Aircraft Alerts
In some countries (for example, United States), aircraft may be used for aerial speed enforcement. This way of enforcement is also known as aircraft VASCAR speed enforcement. A police aircraft may have speed-measuring equipment onboard. Then, when flying over a highway, an officer in the aircraft clocks vehicles on the highway. If they find a violator, they direct a ground unit to the vehicle over the radio so that an officer can issue a ticket.
Highway Radar has a built-in mechanism for alerting drivers on proximity aircraft, which may potentially do speed enforcement. Highway Radar connects to ADS-B exchange networks (what is ADS-B?), then attempts to detect which nearby aircraft can do speed enforcement, and displays them to the user. The aircraft alerting mechanism doesn't require any configuration and works out of the box.

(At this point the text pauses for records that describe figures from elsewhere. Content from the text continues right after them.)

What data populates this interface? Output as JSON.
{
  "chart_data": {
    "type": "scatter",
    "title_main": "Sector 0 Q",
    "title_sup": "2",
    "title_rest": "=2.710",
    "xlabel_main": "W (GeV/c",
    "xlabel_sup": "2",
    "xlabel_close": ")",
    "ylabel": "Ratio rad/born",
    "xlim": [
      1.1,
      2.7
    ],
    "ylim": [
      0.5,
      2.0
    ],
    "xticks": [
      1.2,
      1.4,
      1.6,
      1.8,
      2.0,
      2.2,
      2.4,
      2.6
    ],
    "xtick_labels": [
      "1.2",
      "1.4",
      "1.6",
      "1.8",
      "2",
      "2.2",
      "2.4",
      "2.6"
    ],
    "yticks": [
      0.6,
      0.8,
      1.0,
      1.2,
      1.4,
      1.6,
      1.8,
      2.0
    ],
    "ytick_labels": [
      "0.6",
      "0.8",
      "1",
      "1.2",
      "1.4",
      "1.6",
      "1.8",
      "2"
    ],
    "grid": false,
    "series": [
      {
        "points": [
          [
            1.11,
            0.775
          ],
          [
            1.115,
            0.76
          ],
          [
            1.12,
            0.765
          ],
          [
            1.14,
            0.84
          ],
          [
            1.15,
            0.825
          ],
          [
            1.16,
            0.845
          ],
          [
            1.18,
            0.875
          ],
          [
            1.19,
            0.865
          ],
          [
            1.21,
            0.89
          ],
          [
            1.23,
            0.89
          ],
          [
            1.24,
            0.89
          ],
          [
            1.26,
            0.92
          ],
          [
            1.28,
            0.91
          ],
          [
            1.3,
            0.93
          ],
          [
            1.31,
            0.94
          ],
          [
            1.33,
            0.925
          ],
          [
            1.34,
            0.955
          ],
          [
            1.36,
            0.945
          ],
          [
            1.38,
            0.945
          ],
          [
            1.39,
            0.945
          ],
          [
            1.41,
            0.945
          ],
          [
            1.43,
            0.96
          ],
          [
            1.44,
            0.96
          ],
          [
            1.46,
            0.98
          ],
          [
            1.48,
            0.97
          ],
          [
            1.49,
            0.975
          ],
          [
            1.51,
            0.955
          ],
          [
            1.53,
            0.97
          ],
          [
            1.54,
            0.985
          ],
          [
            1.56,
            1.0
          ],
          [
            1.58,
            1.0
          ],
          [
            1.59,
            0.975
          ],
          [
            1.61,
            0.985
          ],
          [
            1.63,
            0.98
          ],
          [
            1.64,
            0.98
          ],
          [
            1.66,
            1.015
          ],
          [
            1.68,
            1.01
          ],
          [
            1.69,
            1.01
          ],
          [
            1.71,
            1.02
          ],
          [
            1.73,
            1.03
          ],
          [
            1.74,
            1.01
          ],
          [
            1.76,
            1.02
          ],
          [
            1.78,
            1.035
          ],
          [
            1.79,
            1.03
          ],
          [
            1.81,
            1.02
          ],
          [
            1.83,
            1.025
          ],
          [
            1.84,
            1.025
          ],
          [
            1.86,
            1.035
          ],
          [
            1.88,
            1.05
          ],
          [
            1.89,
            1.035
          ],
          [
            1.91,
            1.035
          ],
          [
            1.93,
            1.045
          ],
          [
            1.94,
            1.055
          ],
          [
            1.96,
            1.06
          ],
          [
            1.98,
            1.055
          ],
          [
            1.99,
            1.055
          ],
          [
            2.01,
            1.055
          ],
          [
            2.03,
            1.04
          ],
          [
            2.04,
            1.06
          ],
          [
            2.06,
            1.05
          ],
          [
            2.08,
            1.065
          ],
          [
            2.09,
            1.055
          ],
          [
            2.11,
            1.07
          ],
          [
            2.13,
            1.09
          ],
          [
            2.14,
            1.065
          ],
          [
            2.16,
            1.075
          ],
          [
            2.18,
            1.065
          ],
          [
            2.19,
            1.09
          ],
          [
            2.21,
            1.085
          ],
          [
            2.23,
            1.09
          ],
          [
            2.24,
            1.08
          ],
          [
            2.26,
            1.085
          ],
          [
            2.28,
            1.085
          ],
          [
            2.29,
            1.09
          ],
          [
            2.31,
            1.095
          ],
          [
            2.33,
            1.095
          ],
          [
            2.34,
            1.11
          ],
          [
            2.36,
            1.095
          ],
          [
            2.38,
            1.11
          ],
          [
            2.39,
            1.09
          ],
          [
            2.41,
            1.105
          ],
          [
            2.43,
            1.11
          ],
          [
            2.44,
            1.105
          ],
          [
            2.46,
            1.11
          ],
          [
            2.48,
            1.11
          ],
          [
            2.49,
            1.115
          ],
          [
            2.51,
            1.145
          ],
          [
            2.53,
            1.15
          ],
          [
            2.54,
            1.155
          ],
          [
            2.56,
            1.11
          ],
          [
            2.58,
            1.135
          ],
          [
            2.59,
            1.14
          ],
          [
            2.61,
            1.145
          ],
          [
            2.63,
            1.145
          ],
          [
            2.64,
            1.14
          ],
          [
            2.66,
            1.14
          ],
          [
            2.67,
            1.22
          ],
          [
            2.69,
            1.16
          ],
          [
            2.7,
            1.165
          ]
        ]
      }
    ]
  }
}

It is essential to understand that Highway Radar tries to filter out aircraft which can't do speed enforcement (e.g., not alerting on passenger Boeings or flight school-owned aircraft). If the application didn't do that and alerted on every aircraft above, it would have become unusable. Because of the filtering, sometimes it may seem the aircraft alerts aren't working – especially if you see an airplane with your eyes but don't see it in the app. There is a way to make Highway Radar display all aircraft (Settings > Aircraft alerts > Choose which aircraft to show > All aircraft, including safe
). However, we don't recommend using the application with all aircraft enabled. The all aircraft mode is only suggested to verify that the application is pulling the aircraft data.